While Robb Lim’s swift, catlike moves have for months attracted the attention of recruiters from colleges such as Hood and St. Mary’s, in recent weeks his name and his race have brought him minor celebrity status at school. Friends call him a “Lim-spiration,” and compare him to Jeremy Lin, the 6-3 Taiwanese American point guard for the New York Knicks, who blazed into the national spotlight this month.
Lin’s athletic prowess has surprised many in the United States who believed the stereotype of Asian Americans as violin-playing bookworms who think sports are a time-waster.
But Lin, Lim and other talented Asian athletes have not burst forth out of nowhere. They tend to be children of Asian Americans who have been in the United States long enough to move past the Tiger Mom mind-set and embrace a more well-rounded childhood.
These parents have not let academics slip. Lin is a Harvard man, and Lim has a weighted 4.0 grade-point average. But both had fathers who encouraged their interest in basketball.
“It’s part of his achievement,” said Lim’s father, who has lived in the United States for 23 years. “You’ve got to let them explore what they like to do.”
Over the years, icons such as martial artists Bruce Lee and Jackie Chan, and Asian American figure skaters Kristi Yamaguchi and Michelle Kwan have chipped away the stereotype of Asians.
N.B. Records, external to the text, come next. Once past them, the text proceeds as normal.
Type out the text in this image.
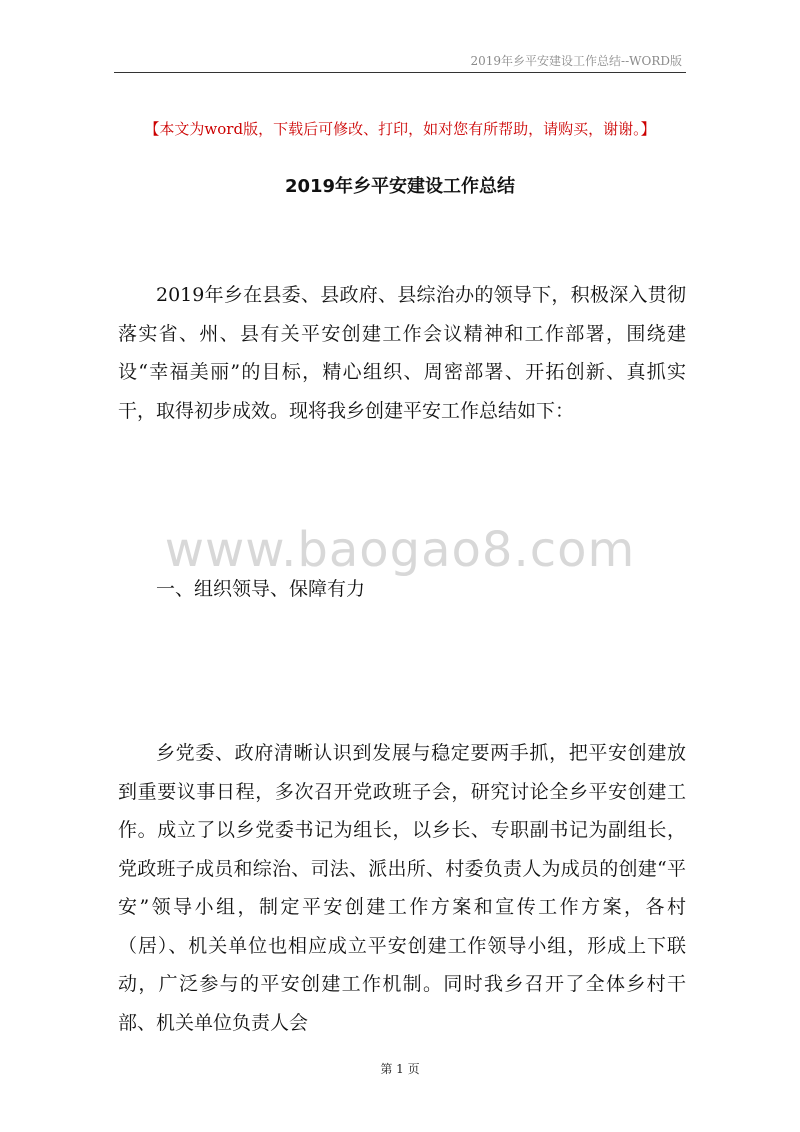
2019年乡平安建设工作总结--WORD版
【本文为word版，下载后可修改、打印，如对您有所帮助，请购买，谢谢。】
2019年乡平安建设工作总结

2019年乡在县委、县政府、县综治办的领导下，积极深入贯彻落实省、州、县有关平安创建工作会议精神和工作部署，围绕建设“幸福美丽”的目标，精心组织、周密部署、开拓创新、真抓实干，取得初步成效。现将我乡创建平安工作总结如下：

www.baogao8.com

一、组织领导、保障有力

乡党委、政府清晰认识到发展与稳定要两手抓，把平安创建放到重要议事日程，多次召开党政班子会，研究讨论全乡平安创建工作。成立了以乡党委书记为组长，以乡长、专职副书记为副组长，党政班子成员和综治、司法、派出所、村委负责人为成员的创建“平安”领导小组，制定平安创建工作方案和宣传工作方案，各村（居）、机关单位也相应成立平安创建工作领导小组，形成上下联动，广泛参与的平安创建工作机制。同时我乡召开了全体乡村干部、机关单位负责人会

第 1 页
But Lin has smashed a wrecking ball into it.
Asian Americans who never watched basketball now gather to cheer for the Knicks — on Sunday Lin will appear in his first nationally broadcast game. And for those who didn’t see much value in sports, Lin’s success may be changing the conversation about what is acceptable for their children.
Before, “if an Asian kid came to the dinner table and said, ‘Mom, Dad, I want to join the NBA,’ the mom would whack him upside the head and say, ‘What are you talking about? You’re Asian,’ ” said David Kung, who coaches an all-Asian national basketball team based in Montgomery County as well as Montgomery Blair High School’s varsity team. “Now, not only is it okay, but the parents are into it, too.”
For many, the notion of team sports as an integral part of childhood has taken root slowly, over a generation or two.
“Part of it depends on how recently the parents have immigrated,” said Jim Hahn, 50, a Takoma Park economist whose family moved to the United States from Taiwan when he was 4.
His father, a mathematician, and his mother, a doctor, had iron rules about how he could spend his time. When he was 5, he had to recite his multiplication tables up to 13 before he was allowed to ride his bicycle. He got good grades and played the violin as his parents required, but “they actually forbade me to play sports in high school.”